This is the last of the four Article Series on “Deep Definition of the Computer Virus“. In this post, we will compare all the three previous definitions we have seen, namely, Cohen Model of Recursive Self-Replicating Virus, Adleman Model of Malicious Computer Code, and Virus defined as Violation of Code.
So Let’s Begin
Which of a Computer Virus definitions is better?
Compare the approaches used in different models and definitions of a virus.
The virus is:
- A function corresponding to the defined criteria, displaying the uninfected object on an infected object that is different from it.
- Any function that maps the uninfected object to an infected object that is different from it.
In order to recognize a virus in the audited object, we need:
- Conduct a complete analytical or algorithmic study of the properties and behavior of the system consisting of the object and the machine (environment).
- Determine the location of the object in the machine (environment).
The definition of a virus is based on:
- The property of recursive replication.
- The method of comparing the sample with the standard.
Once again, let’s emphasize the essential role of the environment in the process of replication. For example, the sequences of SENDMAIL (8 bytes), COPY (4 bytes) or CP (2 bytes) characters, which can be contained in the simplest virus and which it can operate on, do not carry anything in themselves, that would be specific for a replication process (especially – recursive). Nothing like this also contains a short byte sequence that calls the copy function from the operating system API in the machine code. In this sequence, if we consider it outside of the environment, there is neither a replication mechanism, nor its description, nor even a hint at it.
Moreover: a real virus may not contain even this information – in the literal sense! Instead, the virus, for example, can include arbitrarily complex cryptographic algorithms, and the key to this algorithm can be an arbitrary combination of environmental objects that can appear in it in an indefinite future.
This means that until some unknown moment before the environment executes some unknown in the analysis of the condition code, the principal absence of any connections in the virus code with the concepts of both replication and recursion can be guaranteed with the accuracy of the mathematical proof. But even in this case, the virus merged into properties with the environment and formed with its elements a complex, distributed in space and time system, preserves the possibility of code multiplication.
Thus, in modern large information systems, formalization and the search for signs of recursive replication in individual objects seem useless even from a theoretical point of view. And to consider each object in conjunction with the entire environment – it is impossible. If as input to the analysis of a single object requires the substitution in the abstract formula of complete information about the state of an almost infinite (due to the huge size and permanent variability) environment, then a dead-end way is chosen. the Internet is a single auto-programmable environment, a single computing system, events in which can change the code in a single system unit. Therefore, all these events must be considered in the formal definition of a virus, if it is based on the properties of the code – both in the abstract model and in practice. Both are excluded.
In a global network where unlimited combinations of direct and reverse links between elements are possible, mass replication methods of code that are not related to classical, recursive ones are obvious and have long been used. If a dangerous code infects an arbitrary system block of this network, then it does not matter whether this infection is recursive – or the child code is generated by the parent by a much more complex algorithm. The algorithm can be any. And based on an unknown algorithm, you can not build any exact models that are applicable in practice.
It should not be forgotten that in real computing systems, viruses are programmed (i.e. managed) by humans.
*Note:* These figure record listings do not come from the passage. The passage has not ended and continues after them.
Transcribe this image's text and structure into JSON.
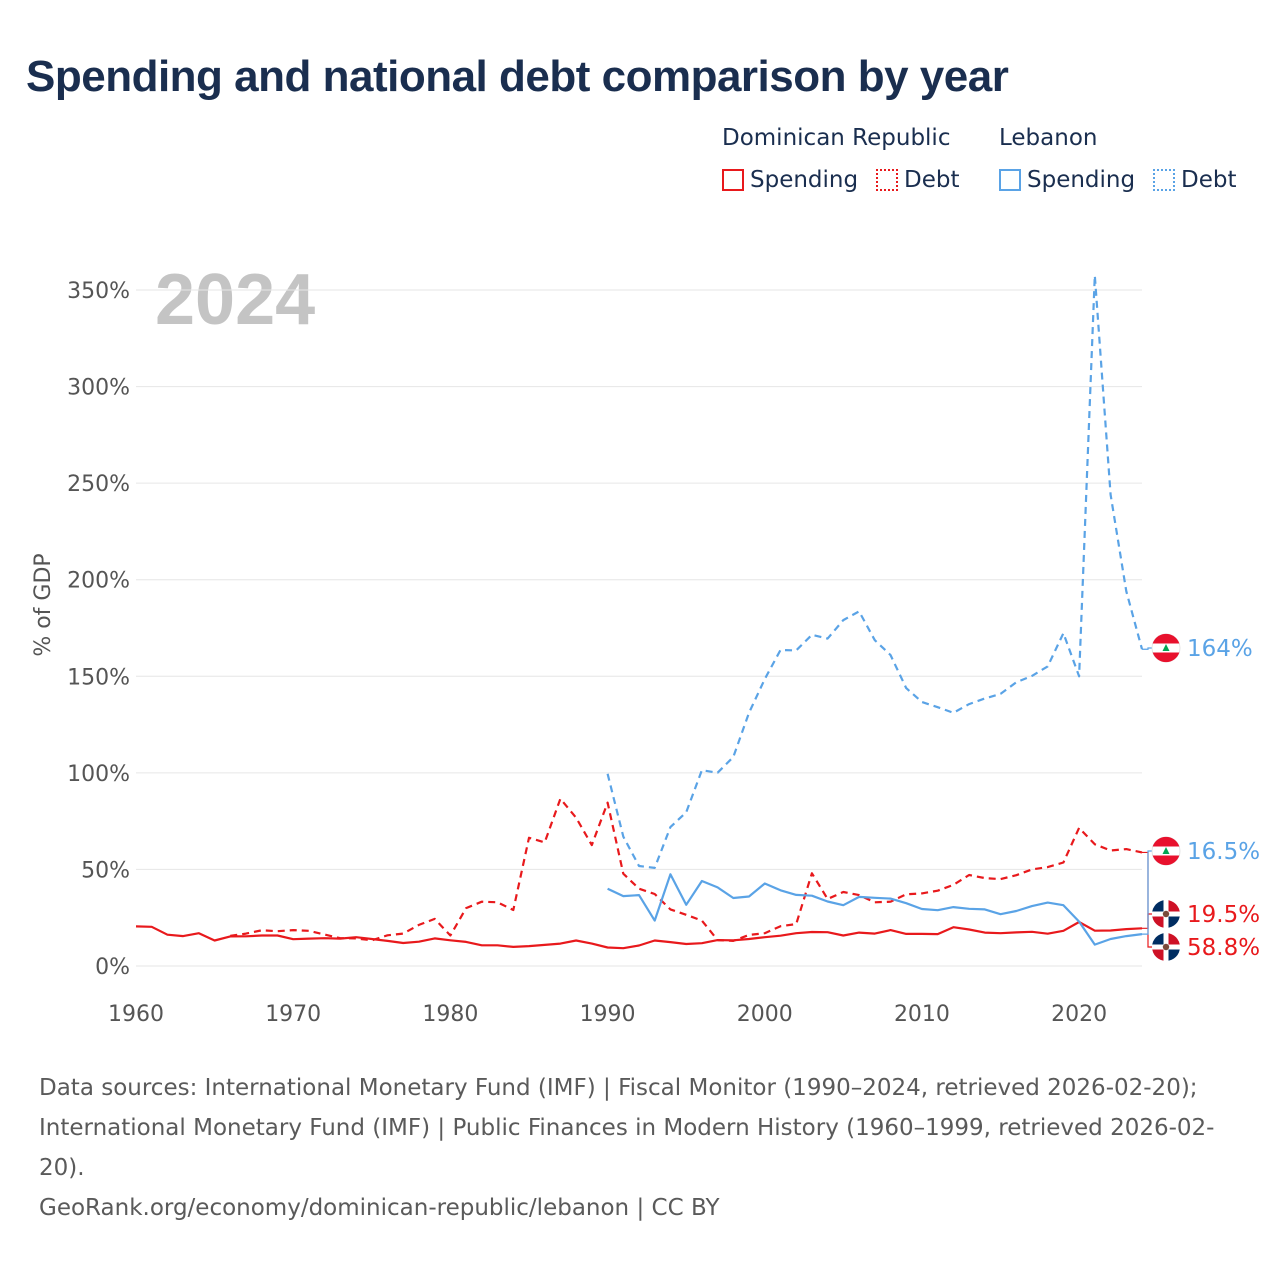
{
  "title": "Spending and national debt comparison by year",
  "legend": {
    "groups": [
      {
        "country": "Dominican Republic",
        "spending_label": "Spending",
        "debt_label": "Debt",
        "color": "#e8191c"
      },
      {
        "country": "Lebanon",
        "spending_label": "Spending",
        "debt_label": "Debt",
        "color": "#5aa3e6"
      }
    ]
  },
  "chart_data": {
    "type": "line",
    "title": "Spending and national debt comparison by year",
    "year_label": "2024",
    "ylabel": "% of GDP",
    "xlabel": "",
    "xlim": [
      1960,
      2024
    ],
    "ylim": [
      0,
      360
    ],
    "x_ticks": [
      "1960",
      "1970",
      "1980",
      "1990",
      "2000",
      "2010",
      "2020"
    ],
    "x_tick_values": [
      1960,
      1970,
      1980,
      1990,
      2000,
      2010,
      2020
    ],
    "y_ticks": [
      "0%",
      "50%",
      "100%",
      "150%",
      "200%",
      "250%",
      "300%",
      "350%"
    ],
    "y_tick_values": [
      0,
      50,
      100,
      150,
      200,
      250,
      300,
      350
    ],
    "grid": true,
    "series": [
      {
        "name": "Dominican Republic Spending",
        "country": "Dominican Republic",
        "metric": "Spending",
        "color": "#e8191c",
        "dash": "solid",
        "end_label": "19.5%",
        "x": [
          1960,
          1961,
          1962,
          1963,
          1964,
          1965,
          1966,
          1967,
          1968,
          1969,
          1970,
          1971,
          1972,
          1973,
          1974,
          1975,
          1976,
          1977,
          1978,
          1979,
          1980,
          1981,
          1982,
          1983,
          1984,
          1985,
          1986,
          1987,
          1988,
          1989,
          1990,
          1991,
          1992,
          1993,
          1994,
          1995,
          1996,
          1997,
          1998,
          1999,
          2000,
          2001,
          2002,
          2003,
          2004,
          2005,
          2006,
          2007,
          2008,
          2009,
          2010,
          2011,
          2012,
          2013,
          2014,
          2015,
          2016,
          2017,
          2018,
          2019,
          2020,
          2021,
          2022,
          2023,
          2024
        ],
        "values": [
          20.5,
          20.3,
          16.2,
          15.5,
          17.0,
          13.2,
          15.3,
          15.4,
          15.8,
          15.8,
          13.9,
          14.2,
          14.4,
          14.2,
          14.9,
          14.0,
          13.0,
          11.9,
          12.6,
          14.3,
          13.3,
          12.5,
          10.7,
          10.7,
          9.9,
          10.3,
          10.9,
          11.6,
          13.2,
          11.6,
          9.6,
          9.2,
          10.6,
          13.2,
          12.4,
          11.4,
          11.8,
          13.4,
          13.3,
          14.0,
          14.9,
          15.7,
          17.0,
          17.6,
          17.5,
          15.8,
          17.3,
          16.8,
          18.6,
          16.6,
          16.6,
          16.5,
          20.1,
          18.9,
          17.3,
          17.0,
          17.4,
          17.7,
          16.7,
          18.2,
          22.8,
          18.3,
          18.4,
          19.1,
          19.5
        ]
      },
      {
        "name": "Dominican Republic Debt",
        "country": "Dominican Republic",
        "metric": "Debt",
        "color": "#e8191c",
        "dash": "dashed",
        "end_label": "58.8%",
        "x": [
          1966,
          1967,
          1968,
          1969,
          1970,
          1971,
          1972,
          1973,
          1974,
          1975,
          1976,
          1977,
          1978,
          1979,
          1980,
          1981,
          1982,
          1983,
          1984,
          1985,
          1986,
          1987,
          1988,
          1989,
          1990,
          1991,
          1992,
          1993,
          1994,
          1995,
          1996,
          1997,
          1998,
          1999,
          2000,
          2001,
          2002,
          2003,
          2004,
          2005,
          2006,
          2007,
          2008,
          2009,
          2010,
          2011,
          2012,
          2013,
          2014,
          2015,
          2016,
          2017,
          2018,
          2019,
          2020,
          2021,
          2022,
          2023,
          2024
        ],
        "values": [
          15.6,
          16.8,
          18.5,
          18.0,
          18.6,
          18.2,
          16.3,
          14.4,
          14.3,
          13.3,
          15.9,
          16.8,
          21.3,
          24.4,
          15.8,
          30.0,
          33.3,
          33.0,
          29.0,
          66.4,
          64.0,
          86.6,
          76.8,
          62.6,
          84.6,
          47.8,
          40.0,
          37.3,
          29.3,
          26.5,
          23.5,
          13.4,
          13.0,
          16.1,
          17.0,
          20.6,
          21.7,
          48.0,
          34.7,
          38.3,
          36.7,
          33.0,
          33.3,
          37.1,
          37.6,
          39.0,
          42.0,
          47.1,
          45.5,
          45.0,
          47.0,
          50.0,
          51.2,
          53.6,
          71.5,
          63.0,
          59.8,
          60.5,
          58.8
        ]
      },
      {
        "name": "Lebanon Spending",
        "country": "Lebanon",
        "metric": "Spending",
        "color": "#5aa3e6",
        "dash": "solid",
        "end_label": "16.5%",
        "x": [
          1990,
          1991,
          1992,
          1993,
          1994,
          1995,
          1996,
          1997,
          1998,
          1999,
          2000,
          2001,
          2002,
          2003,
          2004,
          2005,
          2006,
          2007,
          2008,
          2009,
          2010,
          2011,
          2012,
          2013,
          2014,
          2015,
          2016,
          2017,
          2018,
          2019,
          2020,
          2021,
          2022,
          2023,
          2024
        ],
        "values": [
          40.0,
          36.2,
          36.7,
          23.5,
          47.5,
          31.7,
          44.0,
          40.7,
          35.2,
          36.0,
          42.7,
          39.2,
          36.8,
          36.4,
          33.4,
          31.5,
          35.8,
          35.3,
          34.9,
          32.5,
          29.5,
          28.9,
          30.5,
          29.6,
          29.3,
          26.8,
          28.5,
          31.0,
          32.8,
          31.5,
          23.0,
          11.1,
          14.0,
          15.5,
          16.5
        ]
      },
      {
        "name": "Lebanon Debt",
        "country": "Lebanon",
        "metric": "Debt",
        "color": "#5aa3e6",
        "dash": "dashed",
        "end_label": "164%",
        "x": [
          1990,
          1991,
          1992,
          1993,
          1994,
          1995,
          1996,
          1997,
          1998,
          1999,
          2000,
          2001,
          2002,
          2003,
          2004,
          2005,
          2006,
          2007,
          2008,
          2009,
          2010,
          2011,
          2012,
          2013,
          2014,
          2015,
          2016,
          2017,
          2018,
          2019,
          2020,
          2021,
          2022,
          2023,
          2024
        ],
        "values": [
          99.5,
          67.0,
          51.8,
          50.8,
          71.9,
          79.6,
          101.4,
          100.1,
          108.2,
          131.1,
          148.6,
          163.6,
          163.4,
          171.5,
          169.5,
          179.1,
          183.6,
          168.7,
          161.0,
          143.9,
          136.7,
          134.0,
          131.1,
          135.6,
          138.5,
          140.9,
          146.9,
          150.2,
          155.1,
          172.3,
          150.0,
          357.5,
          244.0,
          194.0,
          164.0
        ]
      }
    ]
  },
  "footer": {
    "line1": "Data sources: International Monetary Fund (IMF) | Fiscal Monitor (1990–2024, retrieved 2026-02-20);",
    "line2": "International Monetary Fund (IMF) | Public Finances in Modern History (1960–1999, retrieved 2026-02-",
    "line3": "20).",
    "line4": "GeoRank.org/economy/dominican-republic/lebanon | CC BY"
  }
}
And everything that man controls almost does not lend itself to formalization.
From the above, it follows that the formal definition of a computer virus, based not on the sign of recursive replication, but on fundamentally different signs, in many cases may turn out to be the best.
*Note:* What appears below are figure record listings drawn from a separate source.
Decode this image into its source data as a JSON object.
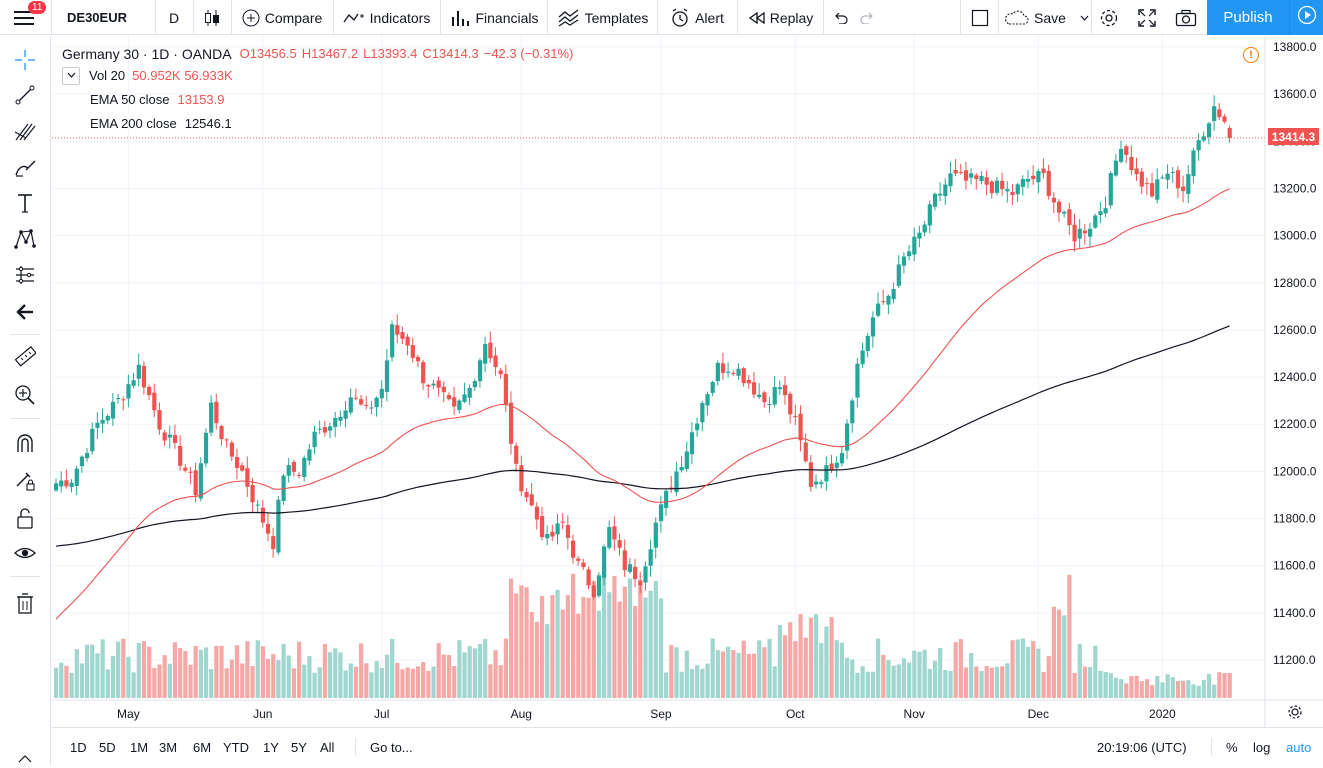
{
  "topbar": {
    "symbol": "DE30EUR",
    "interval": "D",
    "compare": "Compare",
    "indicators": "Indicators",
    "financials": "Financials",
    "templates": "Templates",
    "alert": "Alert",
    "replay": "Replay",
    "save": "Save",
    "publish": "Publish",
    "notifications": "11"
  },
  "legend": {
    "title": "Germany 30 · 1D · OANDA",
    "open": "O13456.5",
    "high": "H13467.2",
    "low": "L13393.4",
    "close": "C13414.3",
    "change": "−42.3 (−0.31%)",
    "vol_label": "Vol 20",
    "vol_values": "50.952K 56.933K",
    "ema50_label": "EMA 50 close",
    "ema50_value": "13153.9",
    "ema200_label": "EMA 200 close",
    "ema200_value": "12546.1",
    "warning": "!"
  },
  "price_label": "13414.3",
  "bottombar": {
    "ranges": [
      "1D",
      "5D",
      "1M",
      "3M",
      "6M",
      "YTD",
      "1Y",
      "5Y",
      "All"
    ],
    "goto": "Go to...",
    "time": "20:19:06 (UTC)",
    "percent": "%",
    "log": "log",
    "auto": "auto"
  },
  "colors": {
    "up": "#26a69a",
    "down": "#ef5350",
    "up_volume": "#9fd6cf",
    "down_volume": "#f5a8a6",
    "ema50": "#ef5350",
    "ema200": "#131722",
    "accent": "#2196f3"
  },
  "chart_data": {
    "type": "candlestick",
    "title": "Germany 30 · 1D · OANDA",
    "symbol": "DE30EUR",
    "ylim": [
      11000,
      13850
    ],
    "y_ticks": [
      11200,
      11400,
      11600,
      11800,
      12000,
      12200,
      12400,
      12600,
      12800,
      13000,
      13200,
      13400,
      13600,
      13800
    ],
    "x_ticks": [
      "May",
      "Jun",
      "Jul",
      "Aug",
      "Sep",
      "Oct",
      "Nov",
      "Dec",
      "2020"
    ],
    "last_price": 13414.3,
    "anchors": [
      [
        0,
        11950
      ],
      [
        3,
        11970
      ],
      [
        8,
        12200
      ],
      [
        12,
        12300
      ],
      [
        16,
        12440
      ],
      [
        20,
        12200
      ],
      [
        24,
        12050
      ],
      [
        27,
        11920
      ],
      [
        30,
        12280
      ],
      [
        33,
        12100
      ],
      [
        36,
        12000
      ],
      [
        39,
        11840
      ],
      [
        42,
        11700
      ],
      [
        44,
        12000
      ],
      [
        47,
        12000
      ],
      [
        50,
        12150
      ],
      [
        54,
        12230
      ],
      [
        57,
        12320
      ],
      [
        60,
        12250
      ],
      [
        63,
        12350
      ],
      [
        65,
        12600
      ],
      [
        68,
        12550
      ],
      [
        71,
        12400
      ],
      [
        74,
        12330
      ],
      [
        77,
        12250
      ],
      [
        80,
        12350
      ],
      [
        83,
        12550
      ],
      [
        86,
        12400
      ],
      [
        89,
        12000
      ],
      [
        92,
        11850
      ],
      [
        95,
        11700
      ],
      [
        98,
        11780
      ],
      [
        101,
        11600
      ],
      [
        104,
        11500
      ],
      [
        107,
        11750
      ],
      [
        110,
        11600
      ],
      [
        113,
        11550
      ],
      [
        116,
        11780
      ],
      [
        119,
        11950
      ],
      [
        122,
        12100
      ],
      [
        125,
        12300
      ],
      [
        128,
        12440
      ],
      [
        131,
        12450
      ],
      [
        134,
        12380
      ],
      [
        137,
        12300
      ],
      [
        140,
        12360
      ],
      [
        143,
        12200
      ],
      [
        146,
        11950
      ],
      [
        149,
        12000
      ],
      [
        152,
        12100
      ],
      [
        155,
        12450
      ],
      [
        158,
        12650
      ],
      [
        161,
        12750
      ],
      [
        164,
        12900
      ],
      [
        167,
        13000
      ],
      [
        170,
        13150
      ],
      [
        173,
        13250
      ],
      [
        176,
        13230
      ],
      [
        179,
        13230
      ],
      [
        182,
        13200
      ],
      [
        185,
        13180
      ],
      [
        188,
        13240
      ],
      [
        191,
        13250
      ],
      [
        194,
        13100
      ],
      [
        197,
        13000
      ],
      [
        200,
        13050
      ],
      [
        203,
        13150
      ],
      [
        206,
        13400
      ],
      [
        209,
        13250
      ],
      [
        212,
        13180
      ],
      [
        215,
        13270
      ],
      [
        218,
        13200
      ],
      [
        221,
        13400
      ],
      [
        224,
        13550
      ],
      [
        227,
        13460
      ],
      [
        228,
        13414
      ]
    ]
  }
}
This does not mean that the concept of a recursive function has ceased to matter in the context of viruses. It remains extremely important, although it can not be regarded as determining. It does not allow you to accurately position the goal, the phenomenon, the subject of the threat and its semantic essence using an acceptable mathematical apparatus. Therefore, it is better to always keep in mind the alternatives. A clear understanding by an information security specialist of several different definitions of a virus, the corresponding theoretical models and aspects of antivirus protection provides the greatest opportunities for solving practical problems.
P.S. Of course, other definitions are possible, besides those given in the article. They can be searched on the Web or created independently. The main point that must be remembered is here: according to the norms of formal logic, a competent definition should allow, at a minimum, to determine the desired object among others.
Alex Bod is a cybersecurity expert and the CEO of Bod Security, Bod Intelligent Antivirus provider company.